The U.S. Geological Survey wanted to get a better picture on what exactly regular citizens are putting in the water. U.S. Geological Survey hydrologist Susan Thirous says, "It wasn't so much to say, ‘What are you drinking?' It's mainly to provide a baseline of what's in these streams."

In 1999, the U.S. Geological Survey tested nearly 140 streams across the country, including one here in Utah to see if pharmaceuticals are in the water. "That site is a composition of multiple sources including ground water discharge," says Thirous.
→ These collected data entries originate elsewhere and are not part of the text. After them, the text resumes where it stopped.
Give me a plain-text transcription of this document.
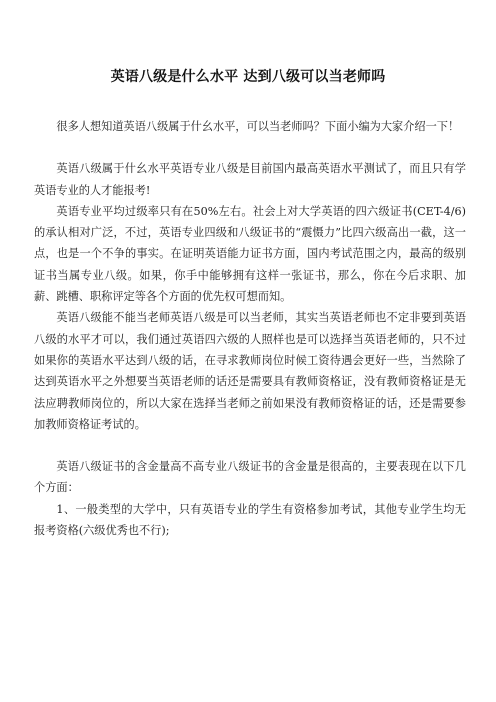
英语八级是什么水平 达到八级可以当老师吗

很多人想知道英语八级属于什幺水平，可以当老师吗？下面小编为大家介绍一下！

英语八级属于什幺水平英语专业八级是目前国内最高英语水平测试了，而且只有学英语专业的人才能报考!

英语专业平均过级率只有在50%左右。社会上对大学英语的四六级证书(CET-4/6)的承认相对广泛，不过，英语专业四级和八级证书的“震慑力”比四六级高出一截，这一点，也是一个不争的事实。在证明英语能力证书方面，国内考试范围之内，最高的级别证书当属专业八级。如果，你手中能够拥有这样一张证书，那么，你在今后求职、加薪、跳槽、职称评定等各个方面的优先权可想而知。

英语八级能不能当老师英语八级是可以当老师，其实当英语老师也不定非要到英语八级的水平才可以，我们通过英语四六级的人照样也是可以选择当英语老师的，只不过如果你的英语水平达到八级的话，在寻求教师岗位时候工资待遇会更好一些，当然除了达到英语水平之外想要当英语老师的话还是需要具有教师资格证，没有教师资格证是无法应聘教师岗位的，所以大家在选择当老师之前如果没有教师资格证的话，还是需要参加教师资格证考试的。

英语八级证书的含金量高不高专业八级证书的含金量是很高的，主要表现在以下几个方面：

1、一般类型的大学中，只有英语专业的学生有资格参加考试，其他专业学生均无报考资格(六级优秀也不行);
Now, there's good news and bad news. The bad news first: The survey did find traces of all sorts of chemicals including Tetracycline, Tylenol, Ibuprofen, Codeine, caffeine, asthma inhalants and even things like cholesterol. Any traces of these chemicals seem minute at worst. The good news is that no humans should be drinking this water because according to Thirous, "The sample was taken on the Jordan River, we assume at 1700 South."
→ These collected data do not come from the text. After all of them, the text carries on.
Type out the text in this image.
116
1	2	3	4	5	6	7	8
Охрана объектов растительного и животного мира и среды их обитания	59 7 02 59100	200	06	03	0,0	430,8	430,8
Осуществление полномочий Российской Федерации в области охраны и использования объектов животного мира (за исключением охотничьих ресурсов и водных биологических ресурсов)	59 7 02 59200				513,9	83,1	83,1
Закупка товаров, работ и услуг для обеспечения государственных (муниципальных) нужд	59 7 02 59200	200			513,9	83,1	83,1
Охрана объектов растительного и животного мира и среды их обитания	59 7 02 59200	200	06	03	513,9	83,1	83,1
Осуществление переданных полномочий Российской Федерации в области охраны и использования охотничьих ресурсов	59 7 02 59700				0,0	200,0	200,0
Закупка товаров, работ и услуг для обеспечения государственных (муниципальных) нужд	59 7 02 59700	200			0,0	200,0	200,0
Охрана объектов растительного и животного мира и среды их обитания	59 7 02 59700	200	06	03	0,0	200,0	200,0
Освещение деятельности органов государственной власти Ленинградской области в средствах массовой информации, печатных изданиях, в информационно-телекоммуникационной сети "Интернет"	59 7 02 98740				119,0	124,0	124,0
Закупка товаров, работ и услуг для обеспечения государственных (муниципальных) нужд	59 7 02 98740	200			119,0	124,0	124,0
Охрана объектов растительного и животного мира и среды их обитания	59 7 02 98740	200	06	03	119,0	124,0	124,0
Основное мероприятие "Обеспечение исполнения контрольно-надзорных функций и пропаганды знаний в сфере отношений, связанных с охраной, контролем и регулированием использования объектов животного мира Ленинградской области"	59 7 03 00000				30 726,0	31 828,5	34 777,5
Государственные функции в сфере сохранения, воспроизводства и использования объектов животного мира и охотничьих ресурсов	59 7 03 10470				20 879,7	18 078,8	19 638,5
Thirous says if you want to find any chemical that's been in the Salt Lake Basin, you can find it in the Jordan River. "I don't think you would have to worry about water leaking from the Jordan River in that location down into the ground water aquifers used for drinking water supply."

Hydrologists don't know how it will affect ecosystems living in the river or in the Great Salt Lake. As for drinking water, they weren't looking for pharmaceuticals but other chemicals. She says, "Mainly things like solvents and pesticides that won't degrade naturally. If they get down into that aquifer it's very difficult to get them out."
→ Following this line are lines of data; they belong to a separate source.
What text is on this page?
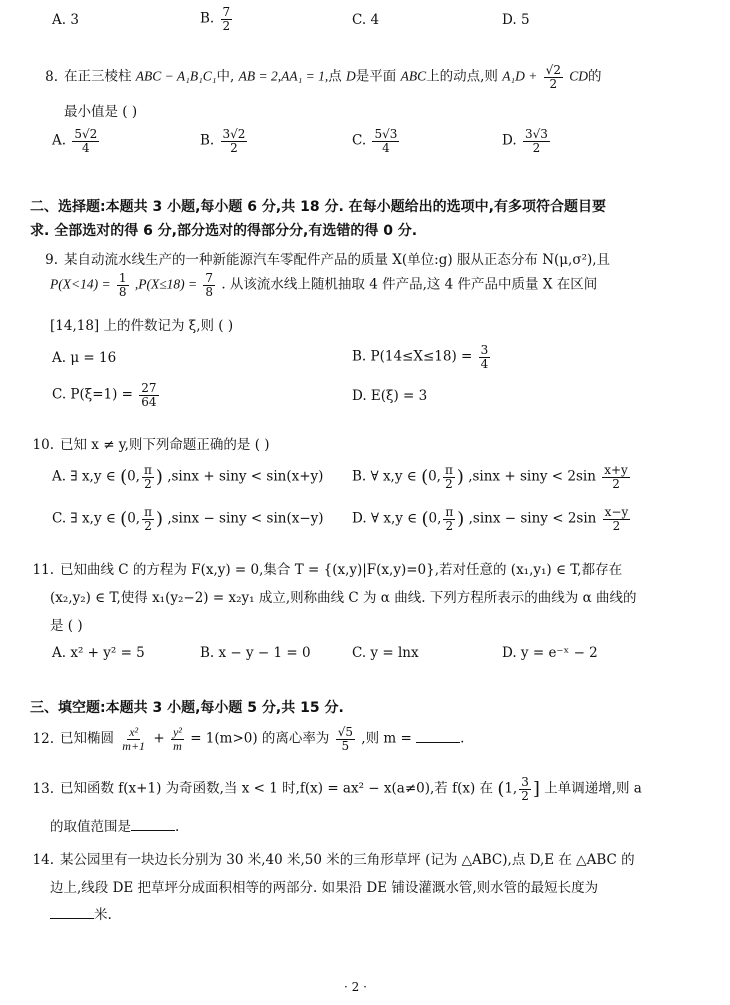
A. 3	B. $\frac{7}{2}$	C. 4	D. 5
8. 在正三棱柱 ABC − A₁B₁C₁中, AB = 2,AA₁ = 1,点 D是平面 ABC上的动点,则 $A_1D + \frac{√2}{2}$ CD的
最小值是 ( )
A. $\frac{5√2}{4}$	B. $\frac{3√2}{2}$	C. $\frac{5√3}{4}$	D. $\frac{3√3}{2}$
二、选择题:本题共 3 小题,每小题 6 分,共 18 分. 在每小题给出的选项中,有多项符合题目要
求. 全部选对的得 6 分,部分选对的得部分分,有选错的得 0 分.
9. 某自动流水线生产的一种新能源汽车零配件产品的质量 X(单位:g) 服从正态分布 N(μ,σ²),且
$P(X<14) = \frac{1}{8} ,P(X\le 18) = \frac{7}{8}$ . 从该流水线上随机抽取 4 件产品,这 4 件产品中质量 X 在区间
[14,18] 上的件数记为 ξ,则 ( )
A. μ = 16	B. $P(14\le X\le 18) = \frac{3}{4}$
C. $P(\xi=1) = \frac{27}{64}$	D. E(ξ) = 3
10. 已知 x ≠ y,则下列命题正确的是 ( )
A. ∃ x,y ∈ (0, $\frac{\pi}{2}$ ) ,sinx + siny < sin(x+y) B. ∀ x,y ∈ (0, $\frac{\pi}{2}$ ) $,\sin x + \sin y < 2\sin \frac{x+y}{2}$
C. ∃ x,y ∈ (0, $\frac{\pi}{2}$ ) ,sinx − siny < sin(x−y) D. ∀ x,y ∈ (0, $\frac{\pi}{2}$ ) $,\sin x - \sin y < 2\sin \frac{x-y}{2}$
11. 已知曲线 C 的方程为 F(x,y) = 0,集合 T = {(x,y)|F(x,y)=0},若对任意的 (x₁,y₁) ∈ T,都存在
(x₂,y₂) ∈ T,使得 x₁(y₂−2) = x₂y₁ 成立,则称曲线 C 为 α 曲线. 下列方程所表示的曲线为 α 曲线的
是 ( )
A. x² + y² = 5	B. x − y − 1 = 0	C. y = lnx	D. y = e⁻ˣ − 2
三、填空题:本题共 3 小题,每小题 5 分,共 15 分.
12. 已知椭圆 $\frac{\text{x²}}{m+1} + \frac{\text{y²}}{m} = 1(m>0)$ 的离心率为 $\frac{√5}{5}$ ,则 m =	.
13. 已知函数 f(x+1) 为奇函数,当 x < 1 时,f(x) = ax² − x(a≠0),若 f(x) 在 (1, $\frac{3}{2}$ ] 上单调递增,则 a
的取值范围是	.
14. 某公园里有一块边长分别为 30 米,40 米,50 米的三角形草坪 (记为 △ABC),点 D,E 在 △ABC 的
边上,线段 DE 把草坪分成面积相等的两部分. 如果沿 DE 铺设灌溉水管,则水管的最短长度为
米.
· 2 ·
Trace elements were reportedly found as well. "Generally, you'd think, in the Salt Lake Valley, it's fairly well protected. Things shouldn't be getting down hundreds of feet to our drinking water supply, but they were there."

The chemicals were found in the water before it was treated, so no one is drinking these compounds. Other geological survey officials say they have detected traces of lithium in Emigration Creek during a check for E-coli.